Après dix ans de service, Bloctel, la liste d’opposition au démarchage téléphonique, va disparaître. A partir du 11 août 2026, les appels commerciaux non sollicités seront proscrits par défaut. Ce changement législatif impose désormais aux entreprises de recueillir un consentement explicite des consommateurs avant d’effectuer des démarches téléphoniques.
EN BREF
- Bloctel, le service d’opposition, cessera ses activités en août 2026.
- Les entreprises devront obtenir un consentement préalable pour le démarchage téléphonique.
- Les appels concernant les contrats en cours resteront autorisés.
Ce changement fait suite à la loi nᵒ 2025-594 adoptée le 30 juin 2025, qui lutte contre les fraudes aux aides publiques. Alors que Bloctel avait été conçu comme un rempart contre les appels indésirables, cette réforme semble faire évoluer le paysage du démarchage téléphonique vers une protection renforcée des consommateurs.
À ses débuts, Bloctel visait à permettre aux Français de bloquer les appels indésirables. En s’inscrivant sur cette liste, les utilisateurs espéraient réduire le flot quotidien de 38 millions d’appels commerciaux jugés non sollicités. Bien que le système ait fonctionné sur le papier, de nombreux consommateurs ont continué à recevoir des appels indésirables, notamment des arnaques et des démarchages abusifs.
Désormais, avec l’entrée en vigueur de cette nouvelle législation, l’obligation pour les entreprises d’obtenir un consentement clair et révocable pourrait représenter un tournant. Est-ce que cela suffira à mettre un terme aux pratiques abusives? Les experts restent prudents, car la distinction entre démarchage légal et arnaque demeure floue pour de nombreux consommateurs.
En effet, si les appels commerciaux seront désormais régulés, les arnaques téléphoniques persistent. Les Français continuent de recevoir des appels frauduleux, comme ceux relatifs au Compte Personnel de Formation (CPF) ou d’autres tentatives de hameçonnage. Les autorités appellent donc à la vigilance.

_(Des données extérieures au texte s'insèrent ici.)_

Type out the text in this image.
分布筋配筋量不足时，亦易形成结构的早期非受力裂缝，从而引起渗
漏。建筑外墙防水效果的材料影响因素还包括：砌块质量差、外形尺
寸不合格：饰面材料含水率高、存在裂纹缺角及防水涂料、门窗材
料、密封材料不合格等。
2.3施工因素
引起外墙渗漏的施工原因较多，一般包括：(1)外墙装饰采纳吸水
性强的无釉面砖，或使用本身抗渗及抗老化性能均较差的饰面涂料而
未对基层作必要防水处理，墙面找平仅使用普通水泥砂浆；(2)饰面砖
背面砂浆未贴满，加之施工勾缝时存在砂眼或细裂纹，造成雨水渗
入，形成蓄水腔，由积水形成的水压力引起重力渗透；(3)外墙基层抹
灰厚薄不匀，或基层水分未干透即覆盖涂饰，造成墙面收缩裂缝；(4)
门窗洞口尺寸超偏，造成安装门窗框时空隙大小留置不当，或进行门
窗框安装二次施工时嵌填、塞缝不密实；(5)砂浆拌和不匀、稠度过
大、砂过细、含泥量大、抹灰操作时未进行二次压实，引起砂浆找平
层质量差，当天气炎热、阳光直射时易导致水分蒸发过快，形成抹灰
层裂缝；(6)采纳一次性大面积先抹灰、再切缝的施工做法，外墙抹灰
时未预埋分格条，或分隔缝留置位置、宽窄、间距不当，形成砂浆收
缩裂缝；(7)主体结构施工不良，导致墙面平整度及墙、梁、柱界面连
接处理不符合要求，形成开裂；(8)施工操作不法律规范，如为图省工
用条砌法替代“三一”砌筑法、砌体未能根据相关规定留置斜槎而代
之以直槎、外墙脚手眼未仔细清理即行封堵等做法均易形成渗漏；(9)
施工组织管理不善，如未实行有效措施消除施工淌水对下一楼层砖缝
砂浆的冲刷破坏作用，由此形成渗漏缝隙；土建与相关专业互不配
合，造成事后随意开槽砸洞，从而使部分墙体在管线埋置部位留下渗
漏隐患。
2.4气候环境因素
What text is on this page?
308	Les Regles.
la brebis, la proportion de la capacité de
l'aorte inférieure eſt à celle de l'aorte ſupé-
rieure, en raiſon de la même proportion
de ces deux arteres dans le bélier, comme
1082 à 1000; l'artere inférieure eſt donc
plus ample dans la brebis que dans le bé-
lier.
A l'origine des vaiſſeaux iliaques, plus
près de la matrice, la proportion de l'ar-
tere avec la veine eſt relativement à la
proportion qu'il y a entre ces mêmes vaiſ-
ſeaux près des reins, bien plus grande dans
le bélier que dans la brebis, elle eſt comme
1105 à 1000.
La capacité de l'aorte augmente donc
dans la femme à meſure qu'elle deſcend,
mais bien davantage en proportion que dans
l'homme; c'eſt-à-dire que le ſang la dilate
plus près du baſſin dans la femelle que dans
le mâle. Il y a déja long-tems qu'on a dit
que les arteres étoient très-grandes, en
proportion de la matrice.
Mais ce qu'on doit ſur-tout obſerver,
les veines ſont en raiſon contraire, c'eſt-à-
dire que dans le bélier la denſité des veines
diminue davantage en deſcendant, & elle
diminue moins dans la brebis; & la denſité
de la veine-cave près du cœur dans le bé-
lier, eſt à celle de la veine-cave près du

En parallèle, Bercy a précisé que les appels liés à des contrats en cours resteront autorisés. Ce cadre législatif vise à offrir un équilibre entre la protection des consommateurs et la nécessité pour les entreprises de maintenir des contacts avec leurs clients.
En somme, bien que la fin de Bloctel puisse sembler préoccupante, elle s’accompagne d’un cadre juridique plus strict. Le démarchage téléphonique ne sera plus une pratique courante sans le consentement des consommateurs. Les entreprises devront s’adapter à cette nouvelle réalité, et les consommateurs, de leur côté, devront rester vigilants face aux arnaques qui persistent.
La mise en œuvre de ces nouvelles mesures sera suivie de près. Il reste à voir si cette évolution apportera la tranquillité tant espérée pour les Français face à des appels souvent intrusifs.